Salin Artikel

Sumpah Pemuda Era Kini

Ya, menjadi semacam rutinitas tahunan untuk memaknai tonggak dan peristiwa bersejarah yang pernah ditorehkan oleh para pemuda, pendiri bangsa.

Wajar kemudian momentum itu terus dimaknai oleh generasi sekarang, karena dari titik itulah cikal bakal Indonesia digagas dan dimulai.

Kala itu, intelektual muda bumiputera atau pribumi merasa berkepentingan untuk membangun komitmen bersama, yang termanifestasi dalam ikrar Sumpah Pemuda, pada 28 Oktober 1928.

Sumpah itu merupakan kesepakatan kolektif para pemuda yang merasa senasib, karena sama-sama dalam pasungan kolonialisme atau penjajahan.

Ikhtiar itu ternyata efektif, menjadi energi besar yang terus menggelinding dan titik kulminasinya adalah proklamasi kemerdekaan negara baru; Indonesia, pada 17 Agustus 1945.

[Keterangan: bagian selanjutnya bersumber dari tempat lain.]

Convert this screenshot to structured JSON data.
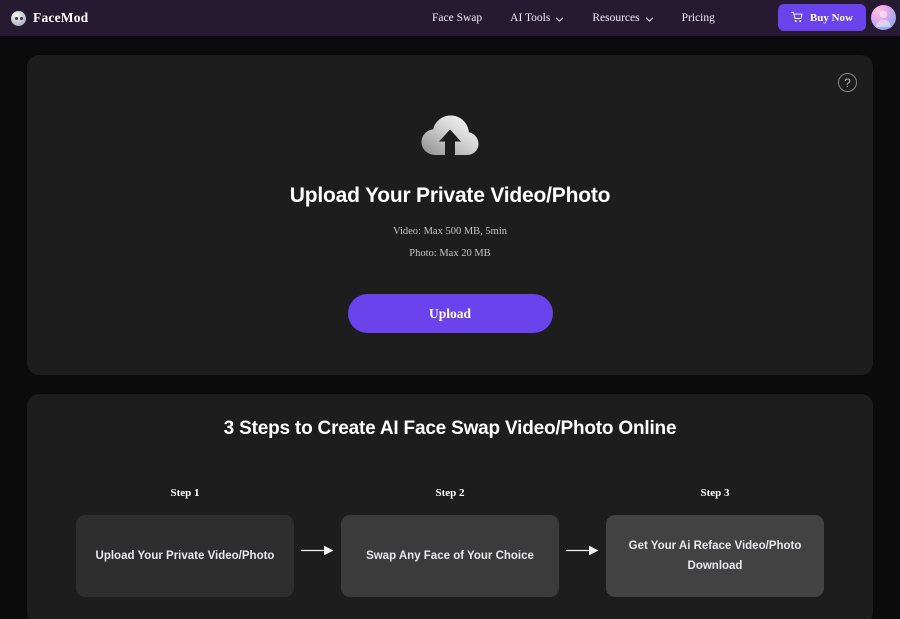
{
  "header": {
    "brand": {
      "name": "FaceMod",
      "icon": "face-logo-icon"
    },
    "nav": [
      {
        "label": "Face Swap",
        "has_dropdown": false
      },
      {
        "label": "AI Tools",
        "has_dropdown": true
      },
      {
        "label": "Resources",
        "has_dropdown": true
      },
      {
        "label": "Pricing",
        "has_dropdown": false
      }
    ],
    "buy_button": {
      "label": "Buy Now",
      "icon": "shopping-cart-icon",
      "color": "#6a43ec"
    },
    "avatar": {
      "icon": "user-avatar-icon"
    },
    "background_color": "#261a33"
  },
  "upload_card": {
    "help_icon_label": "?",
    "cloud_icon": "cloud-upload-icon",
    "title": "Upload Your Private Video/Photo",
    "limit_video": "Video: Max 500 MB, 5min",
    "limit_photo": "Photo: Max 20 MB",
    "upload_button_label": "Upload",
    "accent_color": "#6a43ec"
  },
  "steps_section": {
    "title": "3 Steps to Create AI Face Swap Video/Photo Online",
    "steps": [
      {
        "label": "Step 1",
        "text": "Upload Your Private Video/Photo"
      },
      {
        "label": "Step 2",
        "text": "Swap Any Face of Your Choice"
      },
      {
        "label": "Step 3",
        "line1": "Get Your Ai Reface Video/Photo",
        "line2": "Download"
      }
    ],
    "arrow_icon": "arrow-right-icon"
  }
}
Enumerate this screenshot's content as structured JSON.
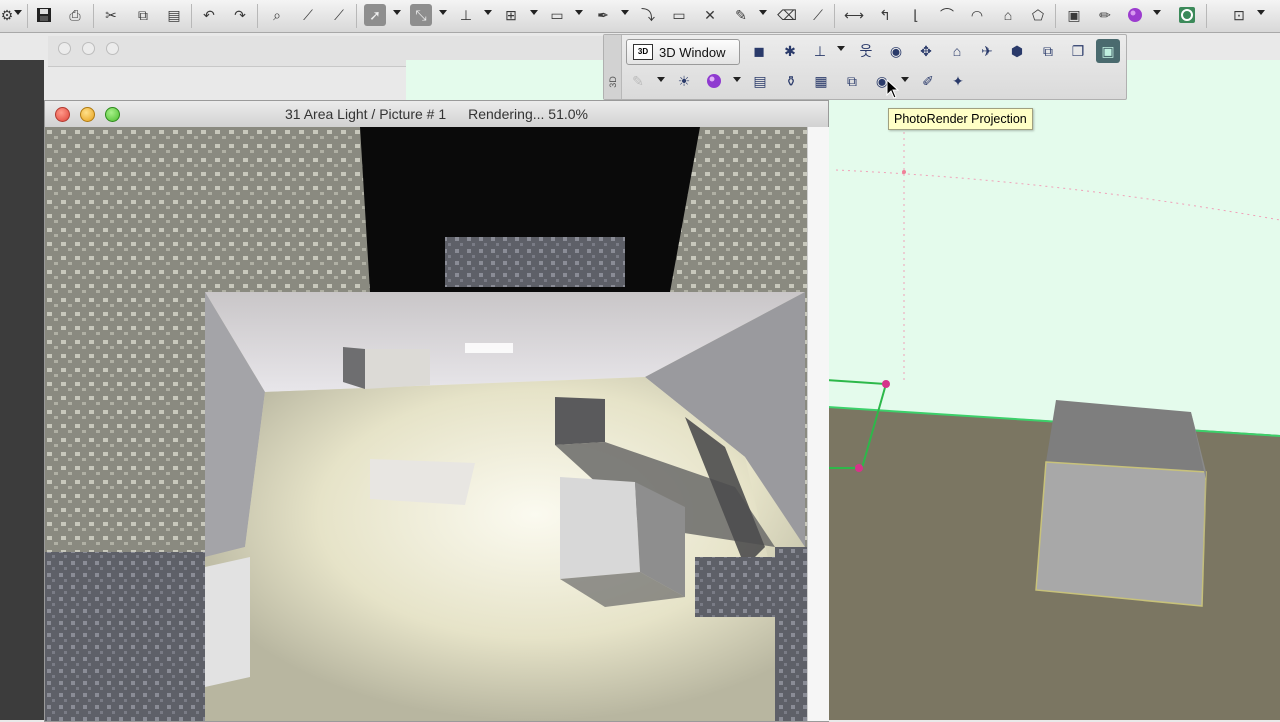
{
  "toolbar": {
    "buttons": [
      "logo-icon",
      "save-icon",
      "print-icon",
      "cut-icon",
      "copy-icon",
      "paste-icon",
      "undo-icon",
      "redo-icon",
      "find-icon",
      "eyedropper-icon",
      "syringe-icon",
      "arrow-tool-icon",
      "marquee-tool-icon",
      "sum-icon",
      "grid-icon",
      "layers-icon",
      "pen-icon",
      "magic-wand-icon",
      "window-icon",
      "close-x-icon",
      "pencil-icon",
      "eraser-icon",
      "ruler-icon",
      "dimension-icon",
      "trace-icon",
      "arc-icon",
      "rotate-icon",
      "mirror-icon",
      "house-icon",
      "brush-icon",
      "palette-icon",
      "info-icon",
      "layout-icon"
    ]
  },
  "palette": {
    "label_3d": "3D",
    "window_button_label": "3D Window",
    "window_button_icon_text": "3D",
    "row1_icons": [
      "cube-icon",
      "camera-icon",
      "axis-icon",
      "walk-icon",
      "orbit-icon",
      "pan-icon",
      "house-icon",
      "flythrough-icon",
      "explore-icon",
      "copy-render-icon",
      "book-icon",
      "navigator-icon"
    ],
    "row2_icons": [
      "lamp-icon",
      "sun-icon",
      "material-icon",
      "photorender-settings-icon",
      "bottle-icon",
      "table-icon",
      "stack-icon",
      "photorender-projection-icon",
      "ruler-tool-icon",
      "light-bulbs-icon"
    ]
  },
  "tooltip": {
    "text": "PhotoRender Projection"
  },
  "render_window": {
    "title": "31 Area Light / Picture # 1",
    "status": "Rendering... 51.0%",
    "progress_percent": 51.0
  },
  "colors": {
    "viewport_sky": "#e4fbec",
    "viewport_ground": "#7b7662",
    "render_floor": "#e9e7d3",
    "selection_green": "#2db84a",
    "selection_magenta": "#d6338a"
  }
}
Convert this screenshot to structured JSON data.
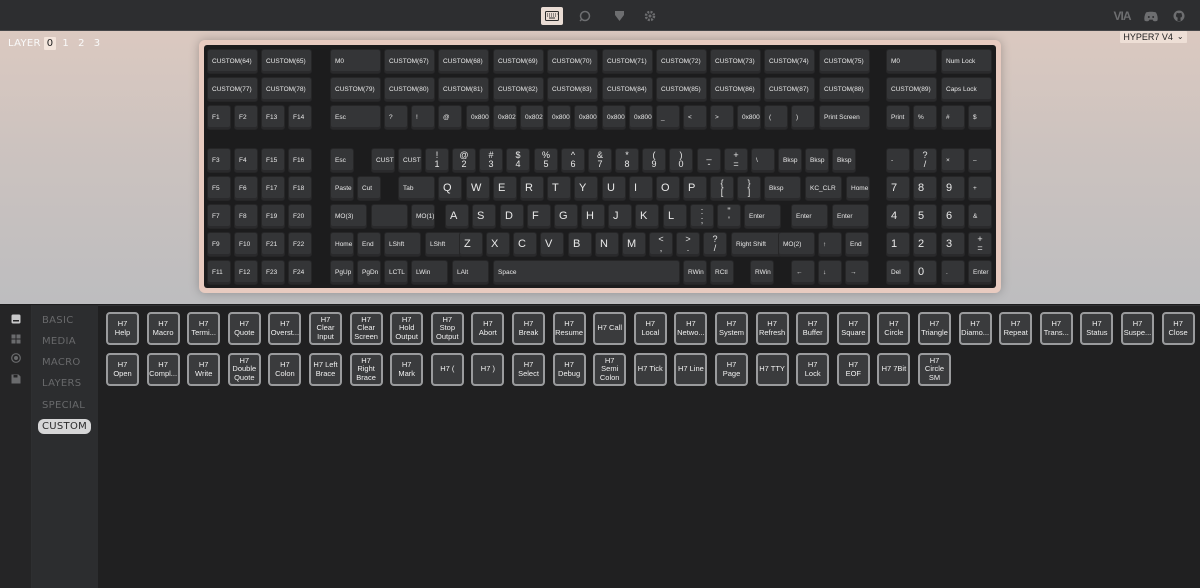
{
  "topbar": {
    "icons": [
      "keyboard-icon",
      "settings-icon",
      "bug-icon",
      "gear-icon",
      "via-logo",
      "discord-icon",
      "github-icon"
    ],
    "logo_text": "VIA"
  },
  "layers": {
    "label": "LAYER",
    "items": [
      "0",
      "1",
      "2",
      "3"
    ],
    "selected": "0"
  },
  "keyboard_select": {
    "value": "HYPER7 V4",
    "chevron": "⌄"
  },
  "keyboard": {
    "rows": [
      [
        [
          "CUSTOM(64)",
          3,
          0
        ],
        [
          "CUSTOM(65)",
          57,
          0
        ],
        [
          "M0",
          126,
          0
        ],
        [
          "CUSTOM(67)",
          180,
          0
        ],
        [
          "CUSTOM(68)",
          234,
          0
        ],
        [
          "CUSTOM(69)",
          289,
          0
        ],
        [
          "CUSTOM(70)",
          343,
          0
        ],
        [
          "CUSTOM(71)",
          398,
          0
        ],
        [
          "CUSTOM(72)",
          452,
          0
        ],
        [
          "CUSTOM(73)",
          506,
          0
        ],
        [
          "CUSTOM(74)",
          560,
          0
        ],
        [
          "CUSTOM(75)",
          615,
          0
        ],
        [
          "M0",
          682,
          0
        ],
        [
          "Num Lock",
          737,
          0
        ]
      ],
      [
        [
          "CUSTOM(77)",
          3,
          1
        ],
        [
          "CUSTOM(78)",
          57,
          1
        ],
        [
          "CUSTOM(79)",
          126,
          1
        ],
        [
          "CUSTOM(80)",
          180,
          1
        ],
        [
          "CUSTOM(81)",
          234,
          1
        ],
        [
          "CUSTOM(82)",
          289,
          1
        ],
        [
          "CUSTOM(83)",
          343,
          1
        ],
        [
          "CUSTOM(84)",
          398,
          1
        ],
        [
          "CUSTOM(85)",
          452,
          1
        ],
        [
          "CUSTOM(86)",
          506,
          1
        ],
        [
          "CUSTOM(87)",
          560,
          1
        ],
        [
          "CUSTOM(88)",
          615,
          1
        ],
        [
          "CUSTOM(89)",
          682,
          1
        ],
        [
          "Caps Lock",
          737,
          1
        ]
      ]
    ],
    "row3": [
      "F1",
      "F2",
      "F13",
      "F14",
      "Esc",
      "?",
      "!",
      "@",
      "0x800",
      "0x802",
      "0x802",
      "0x800",
      "0x800",
      "0x800",
      "0x800",
      "_",
      "<",
      ">",
      "0x800",
      "(",
      ")",
      "Print Screen",
      "Print",
      "%",
      "#",
      "$"
    ],
    "row4": [
      "F3",
      "F4",
      "F15",
      "F16",
      "Esc",
      "CUSTO",
      "CUSTO",
      "!|1",
      "@|2",
      "#|3",
      "$|4",
      "%|5",
      "^|6",
      "&|7",
      "*|8",
      "(|9",
      ")|0",
      "_|-",
      "+|=",
      "|",
      "\\",
      "Bksp",
      "Bksp",
      "Bksp",
      "-",
      "?|/",
      "×",
      "–"
    ],
    "row5": [
      "F5",
      "F6",
      "F17",
      "F18",
      "Paste",
      "Cut",
      "Tab",
      "Q",
      "W",
      "E",
      "R",
      "T",
      "Y",
      "U",
      "I",
      "O",
      "P",
      "{|[",
      "}|]",
      "Bksp",
      "KC_CLR",
      "Home",
      "7",
      "8",
      "9",
      "+"
    ],
    "row6": [
      "F7",
      "F8",
      "F19",
      "F20",
      "MO(3)",
      "",
      "MO(1)",
      "A",
      "S",
      "D",
      "F",
      "G",
      "H",
      "J",
      "K",
      "L",
      ":|;",
      "\"|'",
      "Enter",
      "Enter",
      "Enter",
      "4",
      "5",
      "6",
      "&"
    ],
    "row7": [
      "F9",
      "F10",
      "F21",
      "F22",
      "Home",
      "End",
      "LShft",
      "LShft",
      "Z",
      "X",
      "C",
      "V",
      "B",
      "N",
      "M",
      "<|,",
      ">|.",
      "?|/",
      "Right Shift",
      "MO(2)",
      "↑",
      "End",
      "1",
      "2",
      "3",
      "+|="
    ],
    "row8": [
      "F11",
      "F12",
      "F23",
      "F24",
      "PgUp",
      "PgDn",
      "LCTL",
      "LWin",
      "LAlt",
      "Space",
      "RWin",
      "RCtl",
      "RWin",
      "←",
      "↓",
      "→",
      "Del",
      "0",
      ".",
      "Enter"
    ]
  },
  "rail": {
    "icons": [
      "keycode-icon",
      "grid-icon",
      "record-icon",
      "save-icon"
    ]
  },
  "menu": {
    "items": [
      "BASIC",
      "MEDIA",
      "MACRO",
      "LAYERS",
      "SPECIAL",
      "CUSTOM"
    ],
    "selected": "CUSTOM"
  },
  "custom_keys": {
    "row1": [
      "H7 Help",
      "H7 Macro",
      "H7 Termi...",
      "H7 Quote",
      "H7 Overst...",
      "H7 Clear Input",
      "H7 Clear Screen",
      "H7 Hold Output",
      "H7 Stop Output",
      "H7 Abort",
      "H7 Break",
      "H7 Resume",
      "H7 Call",
      "H7 Local",
      "H7 Netwo...",
      "H7 System",
      "H7 Refresh",
      "H7 Buffer",
      "H7 Square",
      "H7 Circle",
      "H7 Triangle",
      "H7 Diamo...",
      "H7 Repeat",
      "H7 Trans...",
      "H7 Status",
      "H7 Suspe...",
      "H7 Close"
    ],
    "row2": [
      "H7 Open",
      "H7 Compl...",
      "H7 Write",
      "H7 Double Quote",
      "H7 Colon",
      "H7 Left Brace",
      "H7 Right Brace",
      "H7 Mark",
      "H7 (",
      "H7 )",
      "H7 Select",
      "H7 Debug",
      "H7 Semi Colon",
      "H7 Tick",
      "H7 Line",
      "H7 Page",
      "H7 TTY",
      "H7 Lock",
      "H7 EOF",
      "H7 7Bit",
      "H7 Circle SM"
    ]
  }
}
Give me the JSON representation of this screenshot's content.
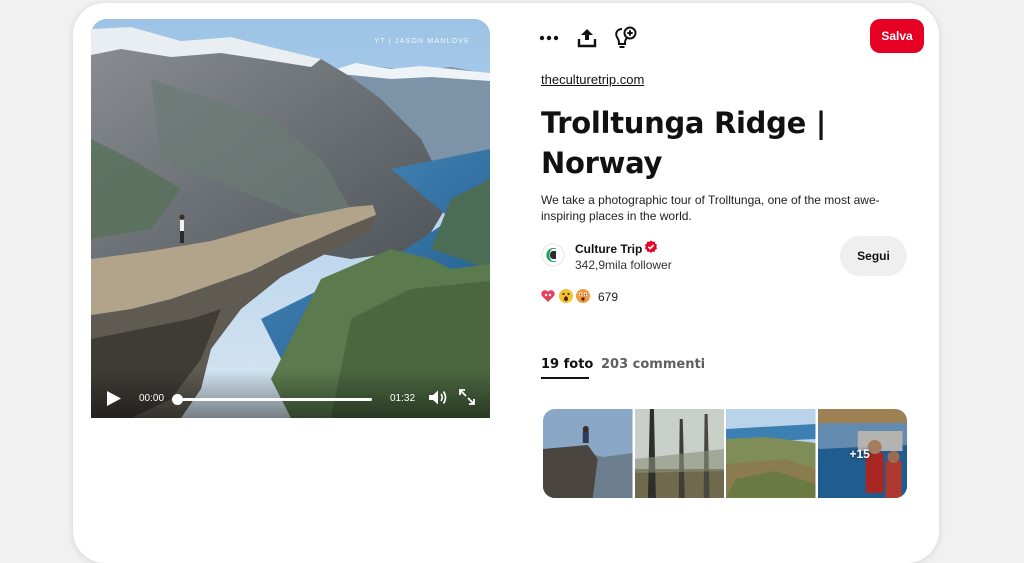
{
  "video": {
    "watermark": "YT | JASON MANLOVE",
    "time_current": "00:00",
    "time_total": "01:32",
    "progress": 0
  },
  "toolbar": {
    "more_icon": "more-horizontal-icon",
    "share_icon": "share-upload-icon",
    "idea_icon": "lightbulb-plus-icon",
    "save_label": "Salva"
  },
  "pin": {
    "source": "theculturetrip.com",
    "title": "Trolltunga Ridge | Norway",
    "description": "We take a photographic tour of Trolltunga, one of the most awe-inspiring places in the world."
  },
  "author": {
    "name": "Culture Trip",
    "followers": "342,9mila follower",
    "follow_label": "Segui"
  },
  "reactions": {
    "icons": [
      "heart-eyes-icon",
      "wow-icon",
      "surprised-icon"
    ],
    "count": "679"
  },
  "tabs": [
    {
      "label": "19 foto",
      "active": true
    },
    {
      "label": "203 commenti",
      "active": false
    }
  ],
  "gallery": {
    "more_label": "+15"
  },
  "colors": {
    "brand_red": "#e60023",
    "button_grey": "#efefef"
  }
}
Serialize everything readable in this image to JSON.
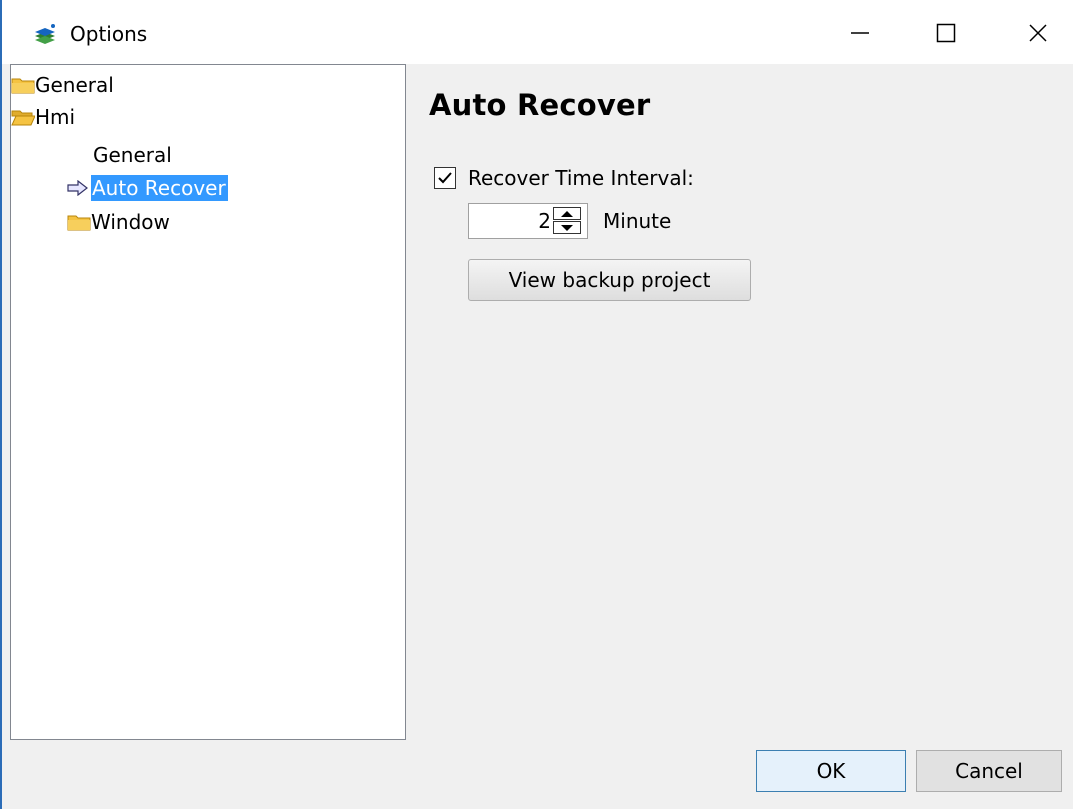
{
  "window": {
    "title": "Options",
    "controls": {
      "minimize": "minimize-icon",
      "maximize": "maximize-icon",
      "close": "close-icon"
    }
  },
  "tree": {
    "items": [
      {
        "label": "General",
        "icon": "folder-closed-icon",
        "level": 0
      },
      {
        "label": "Hmi",
        "icon": "folder-open-icon",
        "level": 0
      },
      {
        "label": "General",
        "icon": "",
        "level": 1
      },
      {
        "label": "Auto Recover",
        "icon": "arrow-right-icon",
        "level": 1,
        "selected": true
      },
      {
        "label": "Window",
        "icon": "folder-closed-icon",
        "level": 0
      }
    ]
  },
  "page": {
    "heading": "Auto Recover",
    "recover_checkbox": {
      "label": "Recover Time Interval:",
      "checked": true
    },
    "interval": {
      "value": "2",
      "unit": "Minute"
    },
    "backup_button": "View backup project"
  },
  "footer": {
    "ok_label": "OK",
    "cancel_label": "Cancel"
  },
  "colors": {
    "selection": "#3399ff",
    "folder": "#f5c342",
    "window_border": "#2b6cb7"
  }
}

Komitmen kebangsaan lewat Sumpah Pemuda itulah yang mempersatukan, meski sejatinya orang-orang di Nusantara adalah entitas dalam banyak perbedaan.

Hanya sedikit —bila tidak mau dikatakan tak ada— negara di dunia ini yang memiliki sub-etnik, pulau, bahasa dan kultur beragam sebesar Indonesia, dan mau hidup bersama dalam satu rumah besar negara-bangsa.

Sungguh digdaya, tuah atau pengaruh Sumpah Pemuda itu terhadap perjalanan hidup dan peradaban sekumpulan manusia yang tinggal di garis khatulistiwa.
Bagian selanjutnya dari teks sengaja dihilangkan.